I can only be grateful to Léonie Guyer for writing about her transformative encounter with Shaker gift drawings, even though she’s been sleeping on this info for twenty two years.
It’s not her fault The Drawing Center held its exhibition of Shaker gift drawings and gift songs in November 2011–wasn’t everyone downtown a bit preoccupied?
And there are enough conflicting, self-serving accounts of its creation that it’s understandable, I guess, if it’s not yet universally recognized graphic design history that the CBS logo came from a detail of a Shaker gift drawing, an all-seeing eye spotted in 1950 by William Golden in Alexey Brodovich’s magazine.

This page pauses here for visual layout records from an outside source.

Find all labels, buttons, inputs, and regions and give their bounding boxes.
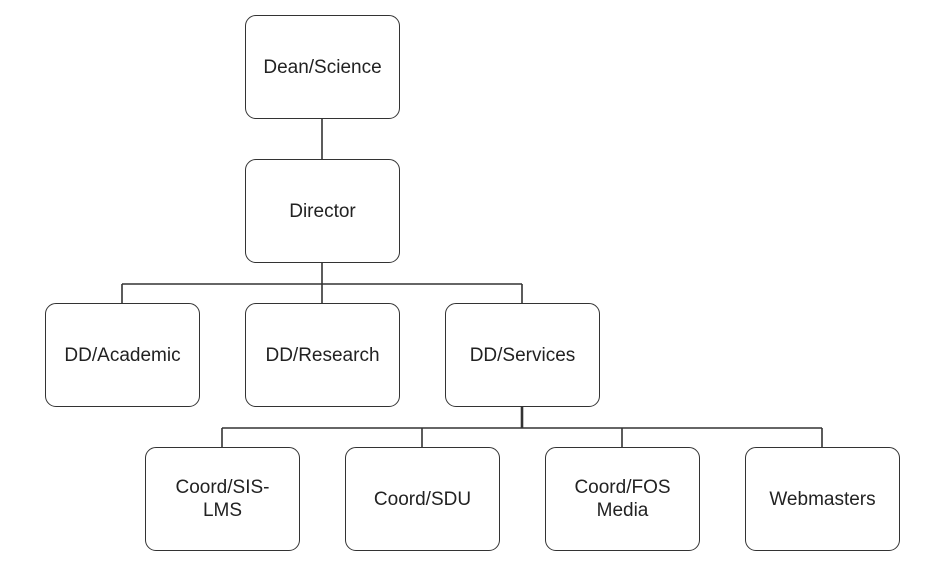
node-dd-academic: DD/Academic [45,303,200,407]
node-coord-sdu: Coord/SDU [345,447,500,551]
node-label: DD/Services [469,344,576,366]
node-label: DD/Academic [64,344,181,366]
node-label: Coord/SDU [373,488,472,510]
node-director: Director [245,159,400,263]
node-coord-fos-media: Coord/FOS Media [545,447,700,551]
node-label: Director [289,200,356,222]
node-label: Dean/Science [263,56,382,78]
node-coord-sis-lms: Coord/SIS- LMS [145,447,300,551]
node-webmasters: Webmasters [745,447,900,551]
node-dean-science: Dean/Science [245,15,400,119]
node-label: DD/Research [265,344,380,366]
node-dd-research: DD/Research [245,303,400,407]
node-label: Coord/FOS Media [574,477,671,521]
node-dd-services: DD/Services [445,303,600,407]
node-label: Webmasters [769,488,876,510]
node-label: Coord/SIS- LMS [175,477,270,521]
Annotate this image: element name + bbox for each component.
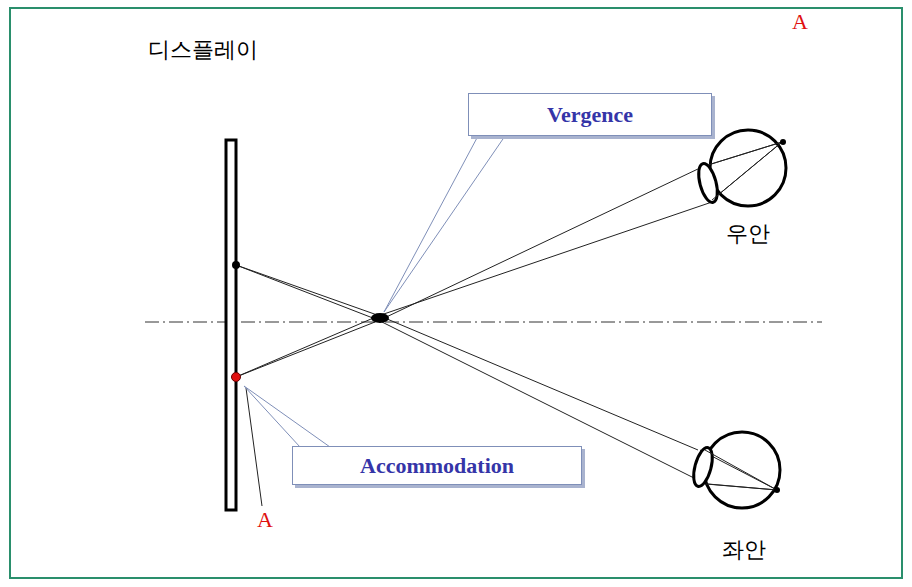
left-eye — [690, 432, 780, 508]
image-point — [232, 261, 240, 269]
callout-text: Vergence — [547, 102, 633, 128]
callout-box: Accommodation — [292, 446, 582, 485]
point-label: A — [257, 508, 273, 532]
light-rays — [236, 142, 782, 506]
eye-label: 우안 — [726, 222, 770, 246]
optical-axis — [145, 322, 822, 323]
image-point — [232, 373, 241, 382]
callout-text: Accommodation — [360, 453, 514, 479]
point-label: A — [792, 10, 808, 34]
callout-tail — [244, 136, 505, 447]
callout-box: Vergence — [468, 93, 712, 136]
vergence-point — [371, 313, 389, 323]
right-eye — [695, 130, 786, 206]
frame — [10, 8, 902, 578]
display-label: 디스플레이 — [148, 38, 258, 62]
eye-label: 좌안 — [722, 538, 766, 562]
display-panel — [226, 140, 236, 510]
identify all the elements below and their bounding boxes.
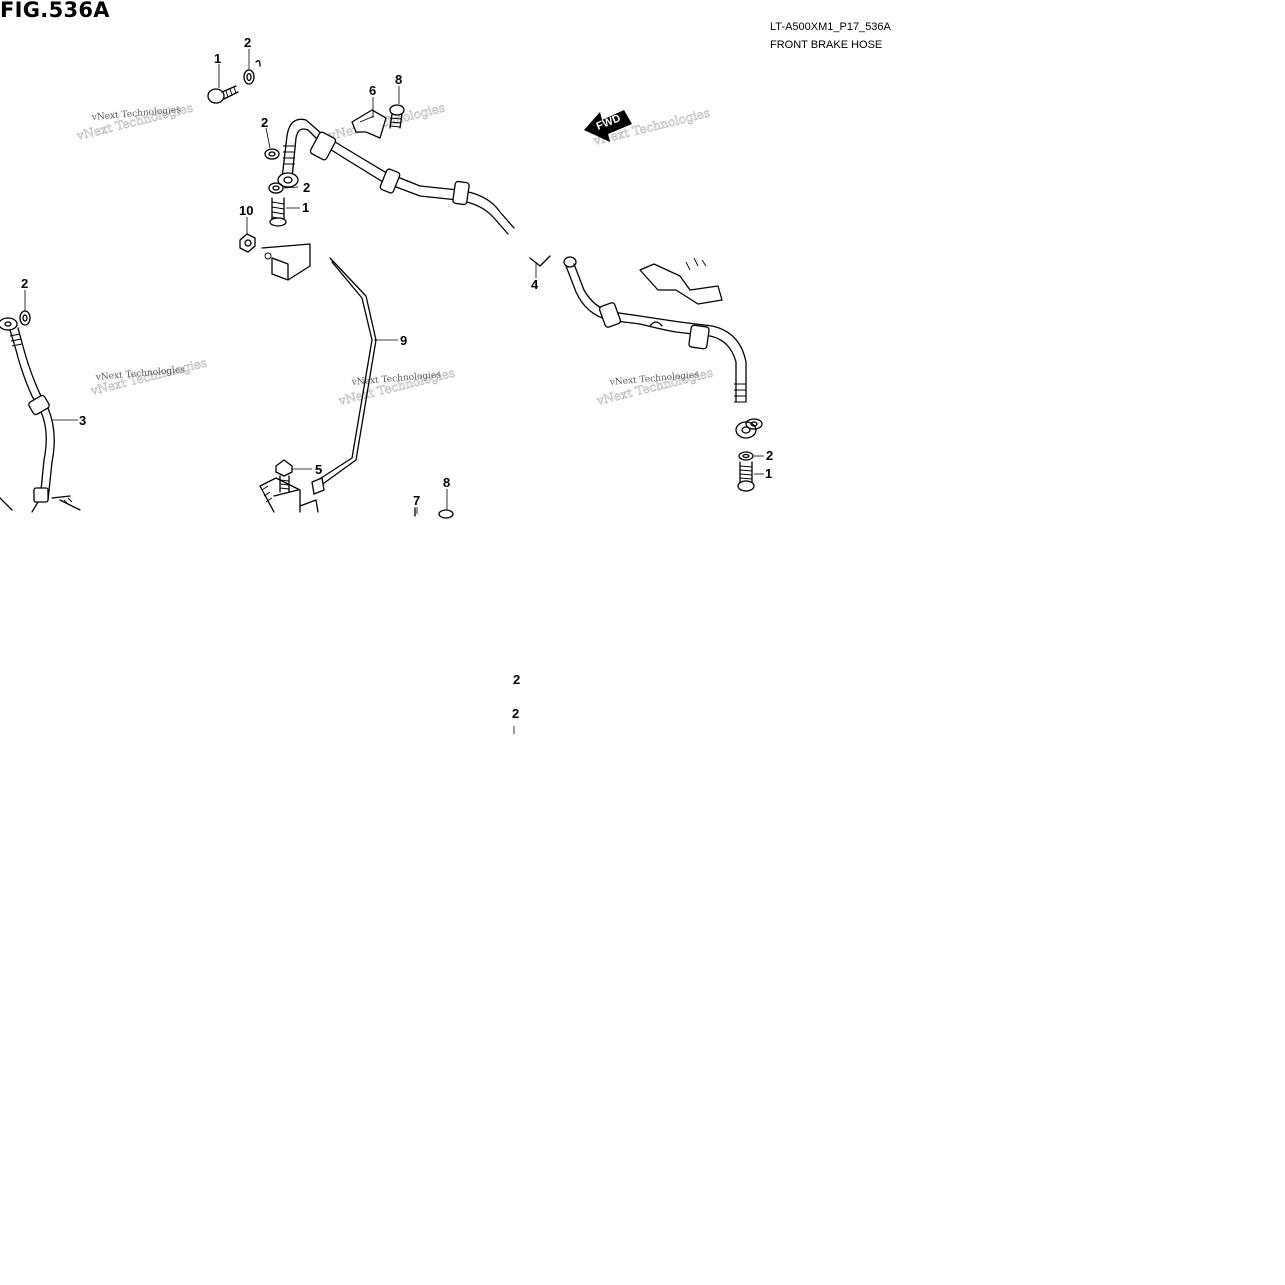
- callout-1-upper-banjo: 1: [302, 200, 309, 215]
- callout-8-lower: 8: [443, 475, 450, 490]
- callout-2-top: 2: [244, 35, 251, 50]
- bolt-lower: [438, 509, 454, 519]
- bolt-right-banjo: [737, 461, 755, 492]
- right-joint: [529, 255, 551, 267]
- leader-lines: [24, 49, 764, 734]
- callout-stray-b: 2: [512, 706, 519, 721]
- hose-clamp-upper: [351, 109, 387, 139]
- watermark-2: vNext Technologies: [326, 100, 447, 143]
- banjo-bolt-top: [207, 85, 239, 104]
- upper-joint-block: [261, 243, 311, 281]
- bolt-upper-banjo: [269, 197, 287, 227]
- callout-stray-a: 2: [513, 672, 520, 687]
- callout-7: 7: [413, 493, 420, 508]
- left-brake-hose: [0, 317, 81, 513]
- nut-upper: [239, 233, 256, 253]
- callout-4: 4: [531, 277, 539, 292]
- callout-9: 9: [400, 333, 407, 348]
- svg-text:vNext Technologies: vNext Technologies: [326, 100, 446, 143]
- watermark-1: vNext Technologies vNext Technologies: [74, 100, 195, 143]
- callout-1-top: 1: [214, 51, 221, 66]
- callout-2-left: 2: [21, 276, 28, 291]
- callout-2-under-banjo: 2: [303, 180, 310, 195]
- brake-pipe: [311, 257, 377, 495]
- right-brake-hose: [563, 256, 757, 439]
- callout-2-right: 2: [766, 448, 773, 463]
- callout-2-upper-banjo: 2: [261, 115, 268, 130]
- bolt-joint: [275, 459, 293, 493]
- callout-10: 10: [239, 203, 253, 218]
- right-clamp: [639, 257, 723, 305]
- diagram-name: FRONT BRAKE HOSE: [770, 39, 883, 51]
- gasket-washer-top: [243, 60, 261, 85]
- callout-6: 6: [369, 83, 376, 98]
- upper-brake-hose: [277, 118, 515, 235]
- washer-upper-banjo-bottom: [268, 182, 284, 194]
- diagram-code: LT-A500XM1_P17_536A: [770, 21, 891, 33]
- washer-right-banjo-top: [745, 418, 763, 430]
- figure-label: FIG.536A: [0, 0, 110, 22]
- callout-1-right: 1: [765, 466, 772, 481]
- washer-left-banjo: [19, 310, 31, 326]
- callout-3: 3: [79, 413, 86, 428]
- callout-5: 5: [315, 462, 322, 477]
- lower-joint: [259, 477, 319, 513]
- watermark-5: vNext Technologies vNext Technologies: [336, 365, 457, 408]
- washer-upper-banjo-top: [264, 148, 280, 160]
- bolt-clamp-upper: [389, 104, 405, 129]
- watermark-6: vNext Technologies vNext Technologies: [594, 365, 715, 408]
- washer-right-banjo-bottom: [738, 451, 754, 461]
- callout-8-upper: 8: [395, 72, 402, 87]
- watermark-4: vNext Technologies vNext Technologies: [88, 355, 209, 398]
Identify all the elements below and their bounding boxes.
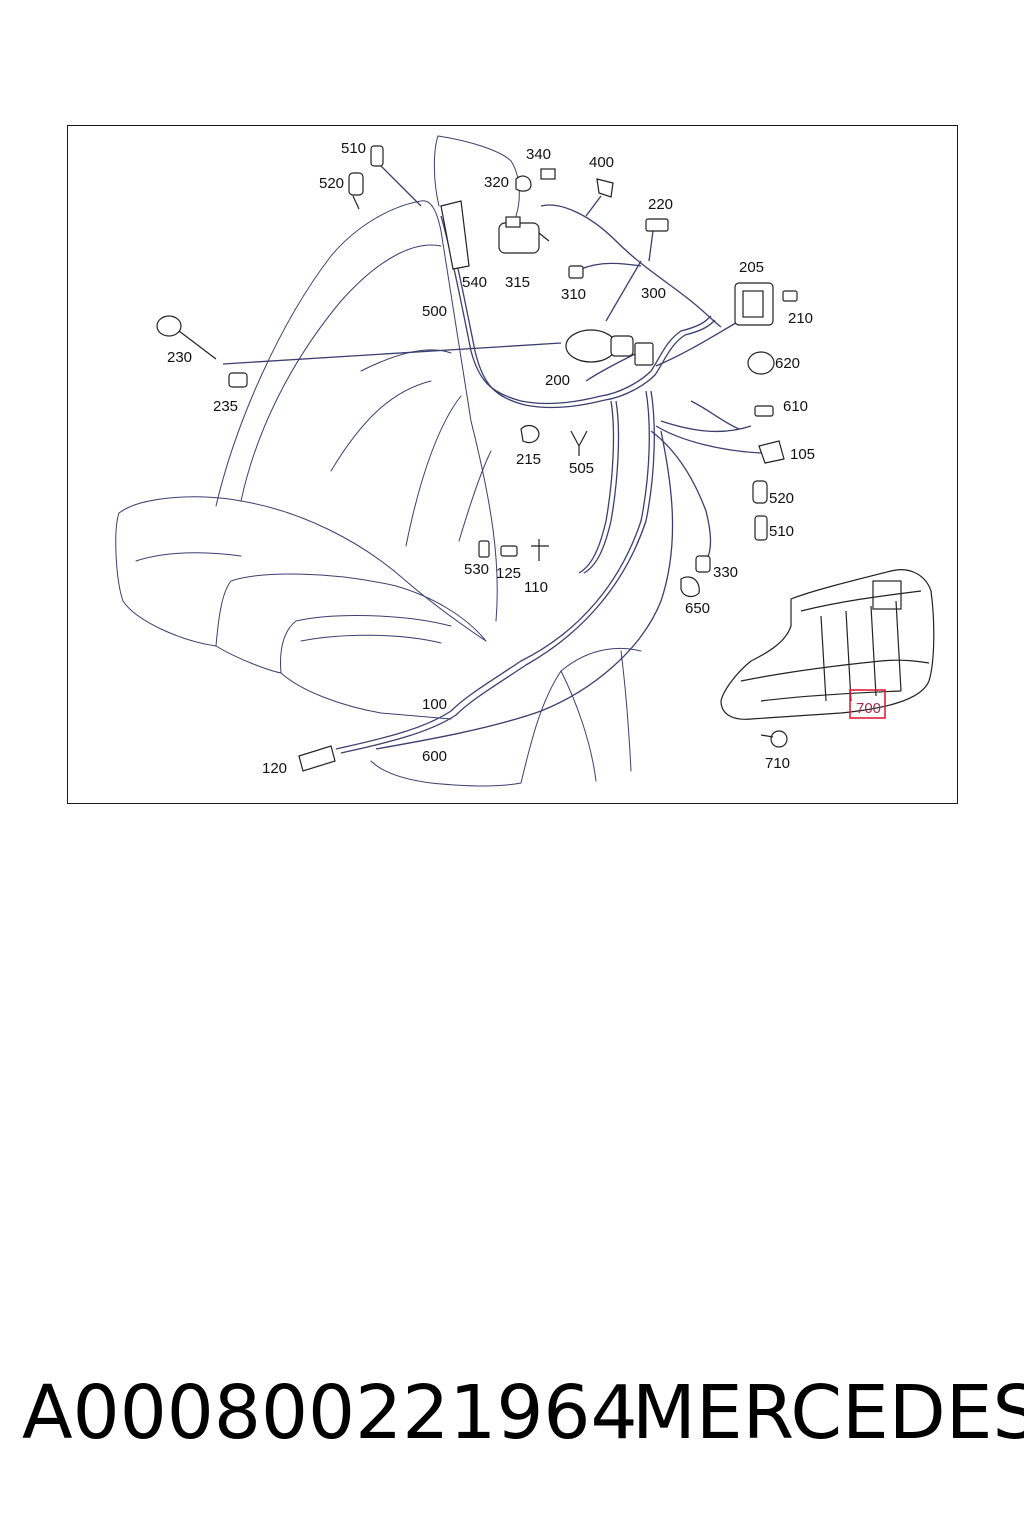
callout-510a: 510 [341, 140, 366, 157]
component-shapes [156, 145, 935, 772]
callout-520b: 520 [769, 490, 794, 507]
callout-220: 220 [648, 196, 673, 213]
callout-120: 120 [262, 760, 287, 777]
callout-110: 110 [524, 579, 548, 596]
callout-labels: 510 520 340 320 400 220 540 315 310 300 … [167, 140, 886, 777]
callout-600: 600 [422, 748, 447, 765]
callout-510b: 510 [769, 523, 794, 540]
callout-320: 320 [484, 174, 509, 191]
callout-300: 300 [641, 285, 666, 302]
exploded-parts-diagram: 510 520 340 320 400 220 540 315 310 300 … [115, 135, 935, 787]
part-number: A000800221964 [22, 1370, 638, 1456]
callout-520a: 520 [319, 175, 344, 192]
callout-215: 215 [516, 451, 541, 468]
callout-505: 505 [569, 460, 594, 477]
callout-125: 125 [496, 565, 521, 582]
callout-210: 210 [788, 310, 813, 327]
callout-530: 530 [464, 561, 489, 578]
callout-500: 500 [422, 303, 447, 320]
brand-name: MERCEDES [632, 1370, 1024, 1456]
callout-340: 340 [526, 146, 551, 163]
diagram-frame: 510 520 340 320 400 220 540 315 310 300 … [67, 125, 958, 804]
callout-330: 330 [713, 564, 738, 581]
callout-620: 620 [775, 355, 800, 372]
callout-700: 700 [856, 700, 881, 717]
callout-710: 710 [765, 755, 790, 772]
callout-230: 230 [167, 349, 192, 366]
callout-205: 205 [739, 259, 764, 276]
wiring-lines [222, 165, 762, 754]
highlight-box-700 [849, 689, 886, 719]
callout-235: 235 [213, 398, 238, 415]
footer-caption: A000800221964 MERCEDES [0, 1370, 1024, 1480]
callout-100: 100 [422, 696, 447, 713]
callout-310: 310 [561, 286, 586, 303]
callout-540: 540 [462, 274, 487, 291]
callout-610: 610 [783, 398, 808, 415]
callout-650: 650 [685, 600, 710, 617]
callout-105: 105 [790, 446, 815, 463]
callout-315: 315 [505, 274, 530, 291]
callout-200: 200 [545, 372, 570, 389]
seat-outline [115, 135, 642, 787]
callout-400: 400 [589, 154, 614, 171]
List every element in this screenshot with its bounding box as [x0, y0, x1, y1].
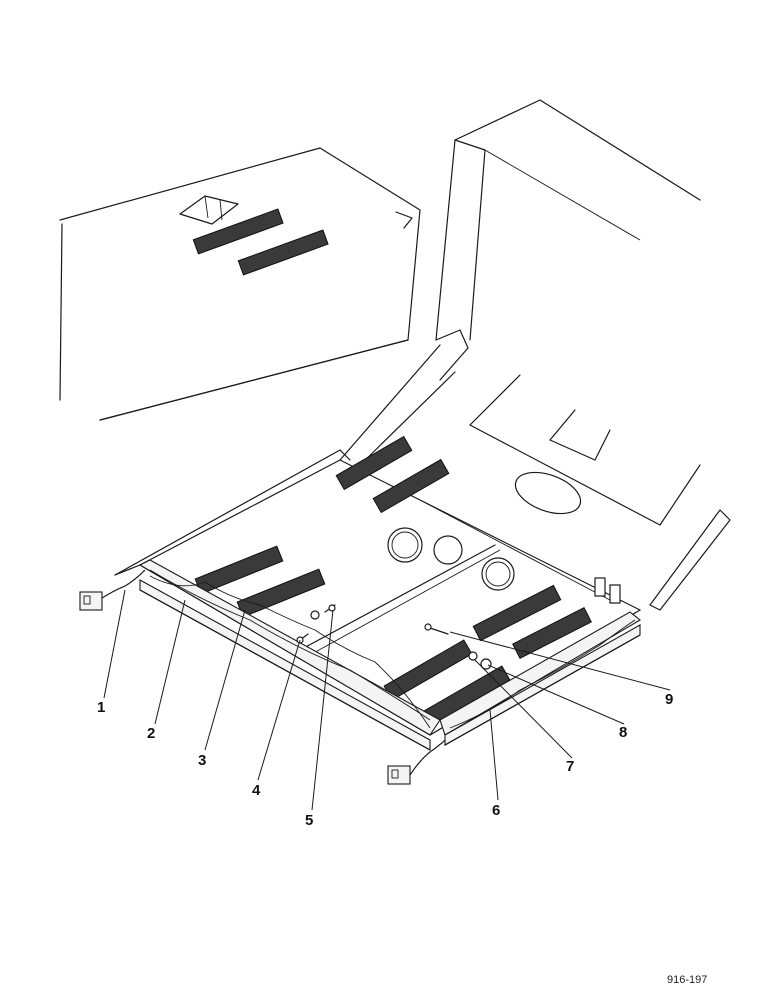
nut-8	[480, 658, 492, 670]
upper-deck	[59, 147, 421, 421]
bolt-9	[429, 627, 449, 635]
connector-right	[387, 765, 411, 785]
floor-tread-3	[335, 435, 413, 491]
callout-labels: 1 2 3 4 5 6 7 8 9	[97, 691, 673, 829]
callout-9: 9	[665, 691, 673, 708]
floor-plate	[114, 449, 642, 736]
floor-tread-5	[472, 584, 562, 642]
callout-6: 6	[492, 802, 500, 819]
callout-7: 7	[566, 758, 574, 775]
callout-4: 4	[252, 782, 261, 799]
floor-tread-6	[512, 607, 592, 659]
washer-7	[468, 651, 478, 661]
callout-3: 3	[198, 752, 206, 769]
callout-5: 5	[305, 812, 313, 829]
cab-body	[339, 99, 701, 471]
deck-tread-1	[192, 208, 284, 255]
right-step-rail	[439, 611, 641, 746]
tab-2	[609, 584, 621, 604]
leader-lines	[103, 589, 671, 811]
callout-8: 8	[619, 724, 627, 741]
oval-access-hole	[514, 471, 582, 515]
hardware	[296, 604, 492, 670]
right-floor-panel	[469, 374, 731, 611]
callout-2: 2	[147, 725, 155, 742]
callout-1: 1	[97, 699, 105, 716]
connector-left	[79, 591, 103, 611]
floor-hole-1	[387, 527, 423, 563]
floor-hole-2	[433, 535, 463, 565]
wire-harness-right	[387, 739, 446, 785]
floor-tread-4	[372, 458, 450, 514]
left-step-rail	[138, 559, 441, 751]
wire-harness-left	[79, 569, 146, 611]
deck-tread-2	[237, 229, 329, 276]
fastener-4	[310, 610, 320, 620]
floor-treads	[194, 435, 592, 727]
floor-hole-3	[481, 557, 515, 591]
reference-number: 916-197	[667, 974, 707, 986]
tab-1	[594, 577, 606, 597]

Shaker furniture, via Sheeler, was my bridge from American antiques to modernism. I practice a religion founded in the same mid-19th century hothouse of spiritualism that had Shaker “instruments” seeing visions and dreams and visitations and translating them to “makers,” who drew them on paper. I made my Father Couturier pilgrimages early at Dominique de Menil’s urging at the Rothko Chapel. I swooned over Hudson’s tantric paintings [which were meditative objects, not products, but still]. I MEAN, HILMA AF KLINT, PEOPLE.
And I still can’t help feel that the world has somehow conspired to keep me from ever hearing about Shaker gift drawings. And I am shook.